The probability of seroconversion was significantly higher among those initially tested by the lower-sensitivity IFA (4.3%) relative to those initially tested by the higher-sensitivity CBA (0%).

“All seven seroconverted patients were initially tested by IFA before 2018,” and “no patient seroconverted after a negative CBA,” the researchers wrote.

Five participants tested positive on a second test (two on tests other than IFA alone), while the remaining participants tested positive only in a third test (all IFA).

“These findings suggest that repeat testing is low yield after a negative CBA, but may be warranted for patients previously tested with older assays such as IFA,” the team wrote.

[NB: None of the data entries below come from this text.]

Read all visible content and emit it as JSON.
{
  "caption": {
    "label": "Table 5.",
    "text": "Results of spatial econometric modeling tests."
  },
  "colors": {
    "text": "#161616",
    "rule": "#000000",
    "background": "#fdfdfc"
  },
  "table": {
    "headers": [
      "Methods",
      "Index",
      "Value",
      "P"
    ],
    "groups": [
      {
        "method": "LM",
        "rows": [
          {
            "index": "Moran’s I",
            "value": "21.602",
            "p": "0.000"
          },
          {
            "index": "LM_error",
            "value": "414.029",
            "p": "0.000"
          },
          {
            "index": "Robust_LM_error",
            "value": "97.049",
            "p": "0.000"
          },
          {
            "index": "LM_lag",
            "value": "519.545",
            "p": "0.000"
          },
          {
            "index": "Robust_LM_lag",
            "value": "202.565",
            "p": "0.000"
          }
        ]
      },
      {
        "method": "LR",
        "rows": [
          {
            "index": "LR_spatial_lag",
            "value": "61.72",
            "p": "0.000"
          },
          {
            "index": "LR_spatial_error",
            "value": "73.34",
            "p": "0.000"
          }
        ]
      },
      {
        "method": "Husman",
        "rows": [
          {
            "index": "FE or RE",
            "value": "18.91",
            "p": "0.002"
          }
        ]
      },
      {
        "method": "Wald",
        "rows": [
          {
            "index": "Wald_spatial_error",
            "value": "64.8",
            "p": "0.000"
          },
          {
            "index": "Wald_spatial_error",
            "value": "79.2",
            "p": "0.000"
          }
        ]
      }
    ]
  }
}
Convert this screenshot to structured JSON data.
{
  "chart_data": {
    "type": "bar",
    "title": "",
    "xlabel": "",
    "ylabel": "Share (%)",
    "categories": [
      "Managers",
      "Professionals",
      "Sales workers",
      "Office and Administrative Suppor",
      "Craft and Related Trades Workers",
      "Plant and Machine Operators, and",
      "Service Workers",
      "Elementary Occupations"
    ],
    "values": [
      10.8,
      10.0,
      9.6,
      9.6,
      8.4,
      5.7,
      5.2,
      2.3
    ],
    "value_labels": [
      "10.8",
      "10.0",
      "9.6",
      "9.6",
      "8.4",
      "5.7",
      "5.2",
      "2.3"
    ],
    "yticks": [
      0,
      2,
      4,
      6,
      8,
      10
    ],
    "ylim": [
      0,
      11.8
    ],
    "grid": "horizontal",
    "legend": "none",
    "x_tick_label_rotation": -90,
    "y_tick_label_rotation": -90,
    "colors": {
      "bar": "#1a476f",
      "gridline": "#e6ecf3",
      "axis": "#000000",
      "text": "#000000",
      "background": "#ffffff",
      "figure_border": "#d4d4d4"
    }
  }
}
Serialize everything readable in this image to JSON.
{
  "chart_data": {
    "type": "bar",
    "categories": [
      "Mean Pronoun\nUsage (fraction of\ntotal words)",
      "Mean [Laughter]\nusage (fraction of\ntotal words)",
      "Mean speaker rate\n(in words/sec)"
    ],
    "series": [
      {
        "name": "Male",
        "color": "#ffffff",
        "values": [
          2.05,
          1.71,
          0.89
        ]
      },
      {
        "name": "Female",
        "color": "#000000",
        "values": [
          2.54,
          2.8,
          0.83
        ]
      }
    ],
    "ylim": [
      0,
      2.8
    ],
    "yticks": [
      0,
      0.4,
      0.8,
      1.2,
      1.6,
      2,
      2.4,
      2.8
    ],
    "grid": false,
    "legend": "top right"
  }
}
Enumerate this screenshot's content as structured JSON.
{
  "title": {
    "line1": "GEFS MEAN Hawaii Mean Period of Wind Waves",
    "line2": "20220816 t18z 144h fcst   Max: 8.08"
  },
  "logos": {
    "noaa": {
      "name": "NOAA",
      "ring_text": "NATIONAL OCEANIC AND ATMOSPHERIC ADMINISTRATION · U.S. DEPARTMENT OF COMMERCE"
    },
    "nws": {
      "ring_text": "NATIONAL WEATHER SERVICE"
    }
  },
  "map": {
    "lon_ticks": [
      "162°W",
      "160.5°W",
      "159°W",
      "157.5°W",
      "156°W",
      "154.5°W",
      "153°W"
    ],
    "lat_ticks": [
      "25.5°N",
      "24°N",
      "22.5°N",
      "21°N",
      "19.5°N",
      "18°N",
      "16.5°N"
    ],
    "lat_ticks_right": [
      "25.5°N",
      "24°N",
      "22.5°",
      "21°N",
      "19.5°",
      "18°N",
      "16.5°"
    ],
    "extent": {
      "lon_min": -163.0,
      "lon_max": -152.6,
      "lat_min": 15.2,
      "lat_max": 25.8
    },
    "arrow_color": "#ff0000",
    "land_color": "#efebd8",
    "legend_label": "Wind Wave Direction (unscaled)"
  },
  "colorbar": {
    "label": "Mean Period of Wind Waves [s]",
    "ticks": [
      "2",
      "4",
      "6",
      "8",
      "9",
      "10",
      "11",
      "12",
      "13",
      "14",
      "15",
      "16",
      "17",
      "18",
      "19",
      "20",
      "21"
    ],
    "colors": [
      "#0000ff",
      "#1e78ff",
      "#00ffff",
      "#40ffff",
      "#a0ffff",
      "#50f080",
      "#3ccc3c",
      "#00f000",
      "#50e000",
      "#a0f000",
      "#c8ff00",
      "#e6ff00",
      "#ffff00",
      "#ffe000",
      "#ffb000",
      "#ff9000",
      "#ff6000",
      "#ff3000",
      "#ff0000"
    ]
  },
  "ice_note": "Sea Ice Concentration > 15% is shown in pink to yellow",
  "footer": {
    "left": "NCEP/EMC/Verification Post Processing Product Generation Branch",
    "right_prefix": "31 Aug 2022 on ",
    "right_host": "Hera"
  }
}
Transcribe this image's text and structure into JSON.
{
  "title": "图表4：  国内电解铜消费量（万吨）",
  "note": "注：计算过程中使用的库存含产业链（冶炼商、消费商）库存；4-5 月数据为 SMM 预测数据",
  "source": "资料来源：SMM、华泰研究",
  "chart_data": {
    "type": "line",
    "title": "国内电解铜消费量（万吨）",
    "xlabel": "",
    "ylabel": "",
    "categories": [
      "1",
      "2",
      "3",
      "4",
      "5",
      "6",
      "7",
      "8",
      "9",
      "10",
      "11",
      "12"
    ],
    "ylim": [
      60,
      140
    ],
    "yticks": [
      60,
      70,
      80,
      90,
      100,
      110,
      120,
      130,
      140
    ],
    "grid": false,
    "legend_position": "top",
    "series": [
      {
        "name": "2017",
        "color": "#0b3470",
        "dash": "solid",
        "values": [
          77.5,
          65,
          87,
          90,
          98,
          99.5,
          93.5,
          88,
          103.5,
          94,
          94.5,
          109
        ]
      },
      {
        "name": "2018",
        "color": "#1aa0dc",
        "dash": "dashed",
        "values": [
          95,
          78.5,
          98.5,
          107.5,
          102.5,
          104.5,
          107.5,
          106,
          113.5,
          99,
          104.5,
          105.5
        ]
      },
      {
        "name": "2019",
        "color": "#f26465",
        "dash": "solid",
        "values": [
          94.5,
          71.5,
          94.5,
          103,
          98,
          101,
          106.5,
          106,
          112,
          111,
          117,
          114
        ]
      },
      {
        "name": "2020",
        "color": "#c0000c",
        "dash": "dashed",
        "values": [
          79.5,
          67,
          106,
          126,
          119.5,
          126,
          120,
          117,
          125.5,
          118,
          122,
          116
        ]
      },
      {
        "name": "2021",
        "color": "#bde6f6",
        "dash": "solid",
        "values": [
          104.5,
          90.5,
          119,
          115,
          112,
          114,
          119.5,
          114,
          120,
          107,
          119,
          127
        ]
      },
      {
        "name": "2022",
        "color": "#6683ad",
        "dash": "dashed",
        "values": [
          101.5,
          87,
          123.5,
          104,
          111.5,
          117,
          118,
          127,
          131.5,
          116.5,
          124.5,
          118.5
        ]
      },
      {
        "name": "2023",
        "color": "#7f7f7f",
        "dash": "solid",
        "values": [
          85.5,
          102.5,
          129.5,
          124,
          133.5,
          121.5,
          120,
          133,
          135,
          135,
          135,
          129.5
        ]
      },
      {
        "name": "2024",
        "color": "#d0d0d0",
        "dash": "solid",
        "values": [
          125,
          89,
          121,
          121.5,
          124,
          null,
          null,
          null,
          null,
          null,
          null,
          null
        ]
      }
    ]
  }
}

Among the people who continuously tested negative for AQP4-IgG, the most common diagnosis was multiple sclerosis (39%), followed by isolated spinal cord inflammation (15.5%) and isolated optic nerve inflammation (12.8%). Only 2.7% of these participants were diagnosed with NMOSD.

“All patients who seroconverted had core clinical features of NMOSD,” the researchers wrote, while “no patients with [other diagnoses] seroconverted, highlighting both the specificity of AQP4-IgG and suggesting the low utility of serially testing patients without NMOSD features.”